Rycharde Hawkes				email: rych@festival.ed.ac.uk
Virtual Environment Laboratory
Dept. of Psychology			Tel  : +44 31 650 3426
Univ. of Edinburgh			Fax  : +44 31 667 0150



In [60]:
def size_mb(docs):
    print("1st document text length is : {}".format(len(docs[0].encode('utf-8'))) )
    return sum(len(s.encode('utf-8')) for s in docs) / 1e6

data_train_size_mb = size_mb(train.data)
data_test_size_mb = size_mb(test.data)

print("%d documents - %0.3fMB (training set)" % (
    len(train.data), data_train_size_mb))
print("%d documents - %0.3fMB (test set)" % (
    len(test.data), data_test_size_mb))
print("%d categories" % len(categories))
print()

1st document text length is : 1022
1st document text length is : 249
2034 documents - 3.980MB (training set)
1353 documents - 2.867MB (test set)
4 categories



In [61]:
# split a training set and a test set
train_X , train_Y = train.data , train.target

If n_samples == 10000, storing X as a numpy array of type float32 would require 10000 x 100000 x 4 bytes = 4GB in RAM
Fortunately, most values in X will be zeros since for a given document less than a couple thousands of distinct words will be used. 
For this reason we say that bags of words are typically high-dimensional sparse datasets. 
We can save a lot of memory by only storing the non-zero parts of the feature vectors in memory.

# Extracting features from the training data using a sparse vectorizer

From occurrences to frequencies
divide the number of occurrences of each word in a document by the total number of words in the document: 
these new features are called tf for Term Frequencies.

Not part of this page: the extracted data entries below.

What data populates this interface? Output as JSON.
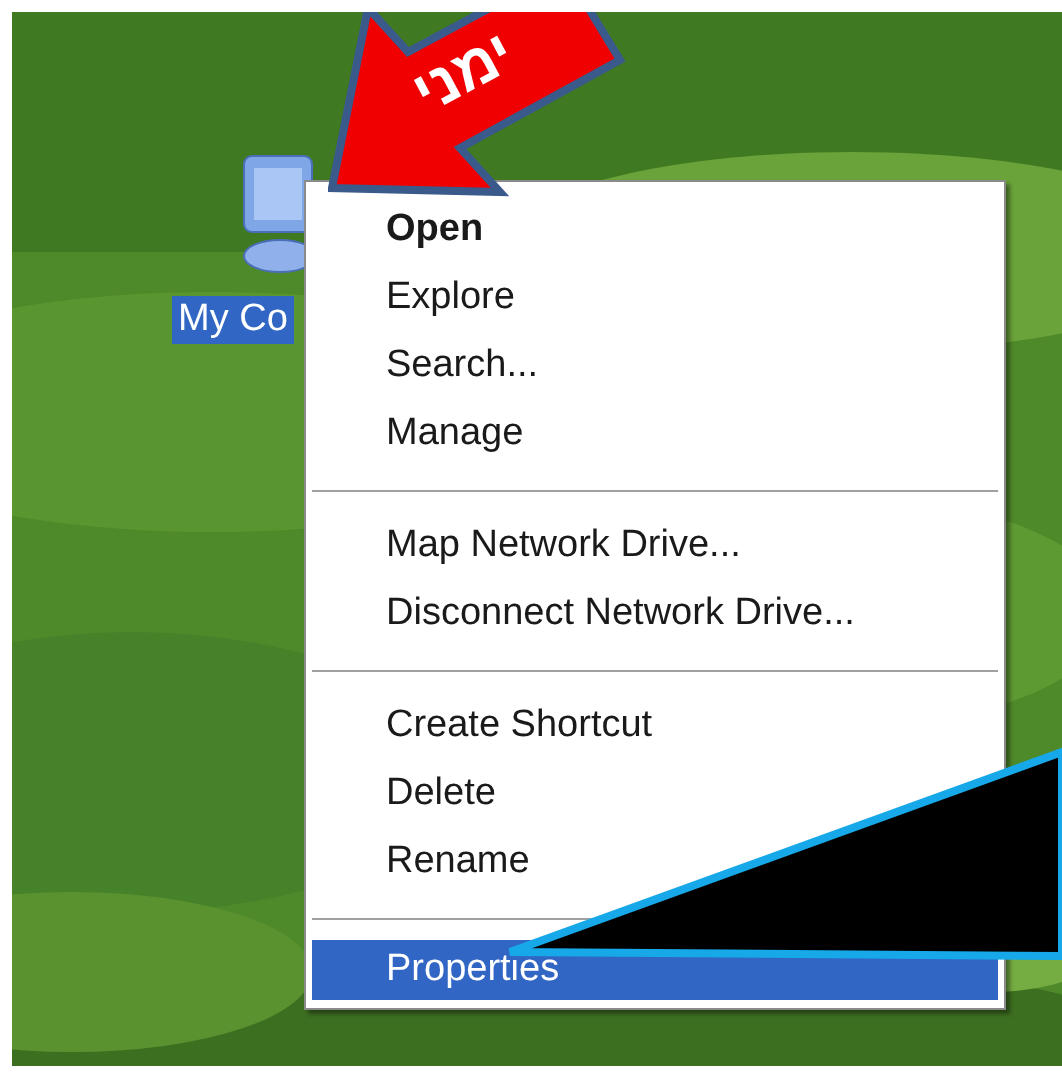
{
  "desktop_icon": {
    "label": "My Co",
    "selected": true
  },
  "context_menu": [
    {
      "kind": "item",
      "label": "Open",
      "default": true,
      "selected": false
    },
    {
      "kind": "item",
      "label": "Explore",
      "default": false,
      "selected": false
    },
    {
      "kind": "item",
      "label": "Search...",
      "default": false,
      "selected": false
    },
    {
      "kind": "item",
      "label": "Manage",
      "default": false,
      "selected": false
    },
    {
      "kind": "separator"
    },
    {
      "kind": "item",
      "label": "Map Network Drive...",
      "default": false,
      "selected": false
    },
    {
      "kind": "item",
      "label": "Disconnect Network Drive...",
      "default": false,
      "selected": false
    },
    {
      "kind": "separator"
    },
    {
      "kind": "item",
      "label": "Create Shortcut",
      "default": false,
      "selected": false
    },
    {
      "kind": "item",
      "label": "Delete",
      "default": false,
      "selected": false
    },
    {
      "kind": "item",
      "label": "Rename",
      "default": false,
      "selected": false
    },
    {
      "kind": "separator"
    },
    {
      "kind": "item",
      "label": "Properties",
      "default": false,
      "selected": true
    }
  ],
  "annotation": {
    "label": "ימני"
  }
}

to downscale weights for words that occur in many documents in the corpus and are therefore less informative than those that occur only in a smaller portion of the corpus.
This downscaling is called tf–idf for “Term Frequency times Inverse Document Frequency”.
Both tf and tf–idf can be computed as follows:

In [64]:
from sklearn.feature_extraction.text import TfidfVectorizer

vectorizer = TfidfVectorizer(sublinear_tf=True, max_df=0.5,
                                 stop_words='english')
X_train = vectorizer.fit_transform(train.data)  # the fit(..) method to fit our estimator to the data and 
                                                #secondly the transform(..) method to transform our count-matrix to a tf-idf representation.

In [68]:
print(type(X_train) )
X_train

<class 'scipy.sparse.csr.csr_matrix'>


<2034x33809 sparse matrix of type '<class 'numpy.float64'>'
	with 224893 stored elements in Compressed Sparse Row format>

In [69]:
X_train.shape #33809 unique words(except stop words and low count words)

(2034, 33809)

In [71]:
feature_names = vectorizer.get_feature_names()
feature_names[:10]

['00',
 '000',
 '0000',
 '00000',
 '000000',
 '000005102000',
 '000021',
 '000062david42',
 '0000vec',
 '0001']